14 thoughts on “Back in the vinyl records business after 15 years!

  1. necesito me de haciendo 200 copias en vinylo, y si me pueden dar su numero de telefono para llamarles. estoy muy interesado

    gracias jhon jara f

  2. Like Disc Makers I got the impression that renewed interest in vinyl was a bit of a fad. I grew up with vinyl and had fond memories of it but like a lot of people during the 80’s I gradually moved over to CD. It wasn’t until I carried out a number of tests comparing vinyl with CD that I discovered why younger generations are getting so excited with vinyl.

    After reading the above article, I managed to pull out my old Garrard 401 turntable with an SME arm using a Shure 140E cartridge. Once done, I then used a pristine 7inch 45rpm single of “Hounds Of Love” by Kate Bush, along with a CD version of the same song just to compare the two…

    When using a good pair of headphones, I was stunned to learn the vast difference between the vinyl version and the CD edition of the same song. The first thing I noticed just how big the sound was when listening to it on vinyl. Secondly the famous cellos riff used in the song literally jumps out of the left hand side of the mix…

    When I switched to the CD version of Hounds Of Love, the cellos were not only motionless, but were completely devoid of any dynamic range whatsoever. In fact the overall CD mix sounded small in comparison to vinyl, a characteristic I found in every other CD track I used when comparing it with the vinyl equivalent. The conclusion was; vinyl sounded much bigger than digital…

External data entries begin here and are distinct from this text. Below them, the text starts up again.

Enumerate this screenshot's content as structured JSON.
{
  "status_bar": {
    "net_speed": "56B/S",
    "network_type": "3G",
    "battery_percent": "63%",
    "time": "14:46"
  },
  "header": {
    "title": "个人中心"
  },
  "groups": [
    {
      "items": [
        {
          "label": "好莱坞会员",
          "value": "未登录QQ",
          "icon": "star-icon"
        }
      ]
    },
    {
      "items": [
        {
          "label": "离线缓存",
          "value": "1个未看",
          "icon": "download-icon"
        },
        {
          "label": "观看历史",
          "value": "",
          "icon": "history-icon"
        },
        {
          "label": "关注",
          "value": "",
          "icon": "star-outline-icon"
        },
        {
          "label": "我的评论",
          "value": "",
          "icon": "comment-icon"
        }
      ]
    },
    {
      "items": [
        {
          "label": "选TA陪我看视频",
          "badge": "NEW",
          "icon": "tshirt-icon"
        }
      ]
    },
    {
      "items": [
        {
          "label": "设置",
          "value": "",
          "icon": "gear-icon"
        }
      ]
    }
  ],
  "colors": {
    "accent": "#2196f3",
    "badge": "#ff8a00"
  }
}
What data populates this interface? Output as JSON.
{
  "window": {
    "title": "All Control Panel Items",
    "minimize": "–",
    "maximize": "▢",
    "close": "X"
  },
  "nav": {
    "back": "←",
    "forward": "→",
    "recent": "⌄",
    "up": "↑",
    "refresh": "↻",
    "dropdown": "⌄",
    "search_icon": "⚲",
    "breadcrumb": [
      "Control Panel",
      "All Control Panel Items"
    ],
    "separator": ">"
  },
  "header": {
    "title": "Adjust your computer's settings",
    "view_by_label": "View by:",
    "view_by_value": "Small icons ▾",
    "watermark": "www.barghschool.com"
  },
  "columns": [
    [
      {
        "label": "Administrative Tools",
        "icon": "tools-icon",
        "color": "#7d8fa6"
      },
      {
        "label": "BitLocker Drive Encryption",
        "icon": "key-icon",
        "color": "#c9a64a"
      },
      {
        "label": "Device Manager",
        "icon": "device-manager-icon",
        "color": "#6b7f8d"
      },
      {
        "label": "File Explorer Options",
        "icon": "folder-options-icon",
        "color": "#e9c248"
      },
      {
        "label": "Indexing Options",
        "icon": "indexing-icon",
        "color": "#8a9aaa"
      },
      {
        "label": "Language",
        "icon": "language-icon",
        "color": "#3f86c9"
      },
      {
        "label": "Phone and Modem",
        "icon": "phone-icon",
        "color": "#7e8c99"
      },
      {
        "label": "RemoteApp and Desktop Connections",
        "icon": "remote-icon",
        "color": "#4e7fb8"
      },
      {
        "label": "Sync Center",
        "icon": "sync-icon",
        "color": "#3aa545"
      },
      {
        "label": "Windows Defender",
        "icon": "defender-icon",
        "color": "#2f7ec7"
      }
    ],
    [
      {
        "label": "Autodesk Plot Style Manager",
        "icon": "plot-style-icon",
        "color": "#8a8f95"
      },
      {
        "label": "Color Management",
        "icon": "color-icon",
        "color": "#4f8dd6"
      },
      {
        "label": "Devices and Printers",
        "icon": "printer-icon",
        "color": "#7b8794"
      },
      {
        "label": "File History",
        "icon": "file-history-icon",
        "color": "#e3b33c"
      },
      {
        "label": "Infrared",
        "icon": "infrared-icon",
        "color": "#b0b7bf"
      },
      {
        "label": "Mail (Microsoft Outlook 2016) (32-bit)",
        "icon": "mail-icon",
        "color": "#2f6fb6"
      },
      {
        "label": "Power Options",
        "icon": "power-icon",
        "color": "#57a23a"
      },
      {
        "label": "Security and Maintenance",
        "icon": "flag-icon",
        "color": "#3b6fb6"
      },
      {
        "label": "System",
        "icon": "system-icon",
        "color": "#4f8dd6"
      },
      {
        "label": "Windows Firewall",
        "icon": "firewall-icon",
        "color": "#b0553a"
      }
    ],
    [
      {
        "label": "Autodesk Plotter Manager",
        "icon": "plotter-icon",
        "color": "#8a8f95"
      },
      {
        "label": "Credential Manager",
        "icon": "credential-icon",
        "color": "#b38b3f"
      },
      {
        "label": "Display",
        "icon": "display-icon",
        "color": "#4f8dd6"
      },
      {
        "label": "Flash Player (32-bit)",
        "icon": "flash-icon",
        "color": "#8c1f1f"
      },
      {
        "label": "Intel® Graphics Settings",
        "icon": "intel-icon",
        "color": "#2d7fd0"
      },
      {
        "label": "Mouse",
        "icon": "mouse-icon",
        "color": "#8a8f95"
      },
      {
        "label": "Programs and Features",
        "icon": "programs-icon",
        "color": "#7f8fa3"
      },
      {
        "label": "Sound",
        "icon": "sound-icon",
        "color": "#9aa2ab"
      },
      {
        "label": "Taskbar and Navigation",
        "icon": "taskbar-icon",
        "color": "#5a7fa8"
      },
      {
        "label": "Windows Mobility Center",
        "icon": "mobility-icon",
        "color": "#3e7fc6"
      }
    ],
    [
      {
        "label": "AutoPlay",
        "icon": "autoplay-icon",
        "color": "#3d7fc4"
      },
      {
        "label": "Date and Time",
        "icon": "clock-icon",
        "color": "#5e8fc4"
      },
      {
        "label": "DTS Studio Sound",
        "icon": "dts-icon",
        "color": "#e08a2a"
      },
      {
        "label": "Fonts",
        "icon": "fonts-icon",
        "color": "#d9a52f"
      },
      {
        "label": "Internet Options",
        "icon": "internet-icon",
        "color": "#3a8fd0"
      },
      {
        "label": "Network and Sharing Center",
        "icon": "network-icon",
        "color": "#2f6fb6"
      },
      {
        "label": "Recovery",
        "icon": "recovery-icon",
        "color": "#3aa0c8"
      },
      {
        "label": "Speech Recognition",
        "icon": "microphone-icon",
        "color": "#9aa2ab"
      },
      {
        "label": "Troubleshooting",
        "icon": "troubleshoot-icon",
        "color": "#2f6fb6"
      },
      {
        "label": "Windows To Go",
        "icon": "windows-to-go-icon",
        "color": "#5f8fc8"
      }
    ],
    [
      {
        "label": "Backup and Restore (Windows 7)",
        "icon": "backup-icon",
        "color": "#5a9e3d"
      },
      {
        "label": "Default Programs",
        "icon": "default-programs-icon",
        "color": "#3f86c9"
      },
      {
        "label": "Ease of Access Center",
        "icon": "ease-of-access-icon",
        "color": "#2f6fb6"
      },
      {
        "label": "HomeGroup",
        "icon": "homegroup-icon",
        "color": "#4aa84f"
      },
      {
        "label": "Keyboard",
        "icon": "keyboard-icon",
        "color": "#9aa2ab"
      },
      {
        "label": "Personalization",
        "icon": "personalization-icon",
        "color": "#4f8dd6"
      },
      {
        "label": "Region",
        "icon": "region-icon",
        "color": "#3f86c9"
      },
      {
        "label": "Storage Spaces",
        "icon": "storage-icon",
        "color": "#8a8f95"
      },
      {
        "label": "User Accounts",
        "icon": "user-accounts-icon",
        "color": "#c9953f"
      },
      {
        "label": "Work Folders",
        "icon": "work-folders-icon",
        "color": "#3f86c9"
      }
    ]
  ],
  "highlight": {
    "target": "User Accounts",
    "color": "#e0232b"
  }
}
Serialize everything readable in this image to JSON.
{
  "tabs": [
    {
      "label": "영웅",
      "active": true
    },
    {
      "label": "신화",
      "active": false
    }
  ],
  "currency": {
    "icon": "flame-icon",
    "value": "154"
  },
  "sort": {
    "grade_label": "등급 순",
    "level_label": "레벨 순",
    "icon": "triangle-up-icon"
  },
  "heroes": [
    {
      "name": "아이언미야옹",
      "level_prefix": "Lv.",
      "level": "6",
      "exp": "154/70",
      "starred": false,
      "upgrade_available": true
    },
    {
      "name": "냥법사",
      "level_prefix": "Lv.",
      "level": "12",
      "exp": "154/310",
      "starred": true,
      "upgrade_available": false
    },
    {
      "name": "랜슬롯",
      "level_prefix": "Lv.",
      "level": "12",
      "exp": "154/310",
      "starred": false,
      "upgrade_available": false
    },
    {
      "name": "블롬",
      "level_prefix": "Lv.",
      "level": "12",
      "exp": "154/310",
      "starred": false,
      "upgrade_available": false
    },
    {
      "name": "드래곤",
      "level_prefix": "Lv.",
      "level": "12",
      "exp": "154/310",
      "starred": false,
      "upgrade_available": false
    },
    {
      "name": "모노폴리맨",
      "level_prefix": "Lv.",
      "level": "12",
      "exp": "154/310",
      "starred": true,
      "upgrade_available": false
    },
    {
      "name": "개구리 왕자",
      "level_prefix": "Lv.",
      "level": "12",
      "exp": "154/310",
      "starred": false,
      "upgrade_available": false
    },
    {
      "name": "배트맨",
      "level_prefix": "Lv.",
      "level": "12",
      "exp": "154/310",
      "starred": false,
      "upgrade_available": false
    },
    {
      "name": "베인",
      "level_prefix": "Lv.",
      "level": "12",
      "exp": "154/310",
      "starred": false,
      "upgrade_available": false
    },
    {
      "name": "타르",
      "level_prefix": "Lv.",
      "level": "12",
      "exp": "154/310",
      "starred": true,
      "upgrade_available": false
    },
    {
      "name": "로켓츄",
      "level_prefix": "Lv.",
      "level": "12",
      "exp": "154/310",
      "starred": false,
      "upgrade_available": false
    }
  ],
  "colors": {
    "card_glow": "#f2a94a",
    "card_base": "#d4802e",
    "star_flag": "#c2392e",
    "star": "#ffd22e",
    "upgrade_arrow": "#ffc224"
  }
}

    Moving on, I next tried a fifty-year old vinyl single of Leader Of The Pack recorded by the Shangri-las. From memory I knew this record sounded huge on vinyl, and was anxious to compare it to the re-mastered version on CD. Once again, and despite it been recorded in Mono, I was astonished by the sheer depth of sound that the vinyl version produced, something that was totally missing from the CD copy of it.

    The other characteristic I discovered about vinyl is when an instrument is played louder; vinyl does not compress the sound but replicates the dynamic range of same fairly accurately. A perfect example of this is Flock Of Seagulls 12inch single called “Wishing”, where the synths are gradually increased in level for the song’s climax…

    This artificially created loudness technique as demonstrated in “Wishing”, will literally knock your socks off when heard on vinyl, and had a powerful effect on me. The evidence would suggest that digital seems to struggle replicating this kind of technique, which you don’t hear very often in modern productions…

    Last but not least, there is one vital ingredient that makes vinyl sound larger than life, and that is the combination of analogue tape, (particularly Ampex 456), and the forgotten heroes of the vinyl age; the cutting engineer!!!